Runoff races put to voters in November |

Runoff races put to voters in November

Janet Urquhart

Making good on a promise the Aspen City Council made to the electorate more than a year ago, the city is asking voters if they want runoff elections for elected officials.

Referendum 2F on the city’s Nov. 7 ballot proposes amendments to the city charter to institute a runoff election for mayor if no candidate for the post receives a majority of the votes cast. In addition, council candidates would face a runoff contest if they don’t receive at least 45 percent of the votes cast.

The runoff concept has long simmered as an issue in local politics, but when four candidates for mayor emerged in the May 1999 election, the council decided it was time to propose runoffs even before it knew the outcome of that election, recalled Mayor Rachel Richards, who was a council member at the time.

Richards was elected in that four-way race by just 14 votes and 32 percent of the votes cast. Had runoff elections been mandated by the city charter, Richards and her nearest competitor, Helen Klanderud, would have faced each other in a subsequent contest.

“It’s important that someone who has a little more of the spokesperson’s role as the mayor really speak with the strength of the community behind them,” said Richards, who supports the runoffs.

“I don’t know what the outcome would have been the last time had there been a runoff election. For me, that’s really not the point,” she said.
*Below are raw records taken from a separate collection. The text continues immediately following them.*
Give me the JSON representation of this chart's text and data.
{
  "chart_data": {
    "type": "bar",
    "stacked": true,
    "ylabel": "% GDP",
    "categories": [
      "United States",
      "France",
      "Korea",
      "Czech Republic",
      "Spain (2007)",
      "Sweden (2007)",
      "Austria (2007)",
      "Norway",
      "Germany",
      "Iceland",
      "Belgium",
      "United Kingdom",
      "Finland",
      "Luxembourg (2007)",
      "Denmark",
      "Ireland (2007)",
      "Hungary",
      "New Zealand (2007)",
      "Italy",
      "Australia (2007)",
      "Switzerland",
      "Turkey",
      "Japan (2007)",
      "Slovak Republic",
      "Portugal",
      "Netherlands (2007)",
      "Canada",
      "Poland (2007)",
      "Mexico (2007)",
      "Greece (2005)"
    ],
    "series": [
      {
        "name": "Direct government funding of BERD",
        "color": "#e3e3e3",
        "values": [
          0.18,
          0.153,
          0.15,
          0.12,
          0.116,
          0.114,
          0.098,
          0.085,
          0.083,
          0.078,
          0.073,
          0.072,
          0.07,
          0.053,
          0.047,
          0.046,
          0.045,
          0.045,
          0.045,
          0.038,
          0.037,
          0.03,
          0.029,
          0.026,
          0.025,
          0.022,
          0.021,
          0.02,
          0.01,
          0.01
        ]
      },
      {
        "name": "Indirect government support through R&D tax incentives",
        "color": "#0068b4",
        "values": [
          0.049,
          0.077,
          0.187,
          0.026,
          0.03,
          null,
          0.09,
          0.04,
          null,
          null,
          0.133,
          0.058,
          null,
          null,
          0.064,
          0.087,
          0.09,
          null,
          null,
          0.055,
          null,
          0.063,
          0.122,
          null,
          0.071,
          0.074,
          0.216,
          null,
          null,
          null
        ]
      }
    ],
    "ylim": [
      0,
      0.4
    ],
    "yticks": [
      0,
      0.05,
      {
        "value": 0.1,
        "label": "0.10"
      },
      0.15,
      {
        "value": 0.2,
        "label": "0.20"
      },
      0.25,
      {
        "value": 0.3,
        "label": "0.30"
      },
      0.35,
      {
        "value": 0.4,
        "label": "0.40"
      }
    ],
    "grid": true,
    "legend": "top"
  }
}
The charter amendments proposed on next month’s ballot set the runoff election on the first Tuesday in June. Holding an additional election will cost the city $2,500 to $3,000, according to City Clerk Kathryn Koch.

While mayoral candidates must win with a simple majority – 50 percent of the votes cast plus one vote, according to the proposal – the City Council agreed during deliberations this fall to propose a slightly lesser standard for council members.

With multiple candidates often running for two council posts, it’s quite possible no one would garner 50 percent of the vote, forcing runoffs for both seats after every election.

At 45 percent, Councilmen Tom McCabe and Tony Hershey would have been elected to their seats without a runoff in 1999. McCabe collected more than 50 percent of the votes cast in a six-way race and Hershey received 46 percent of the vote.

However, without runoffs for council members, someone with a relatively small margin of support could end up with a seat when a large field of candidates splits up the vote, Richards noted.

The proposed runoffs would pit the two top vote-getters against each other for mayor, while the four top vote-getters in the council race would vie in the runoff if no one receives 45 percent of the vote. If one council seat is filled in the initial election, the two candidates with the next highest vote totals would face off in a runoff for the other seat.

Two council seats come up in each election, held every other year in May. Council members serve for four years; the mayor serves a two-year term.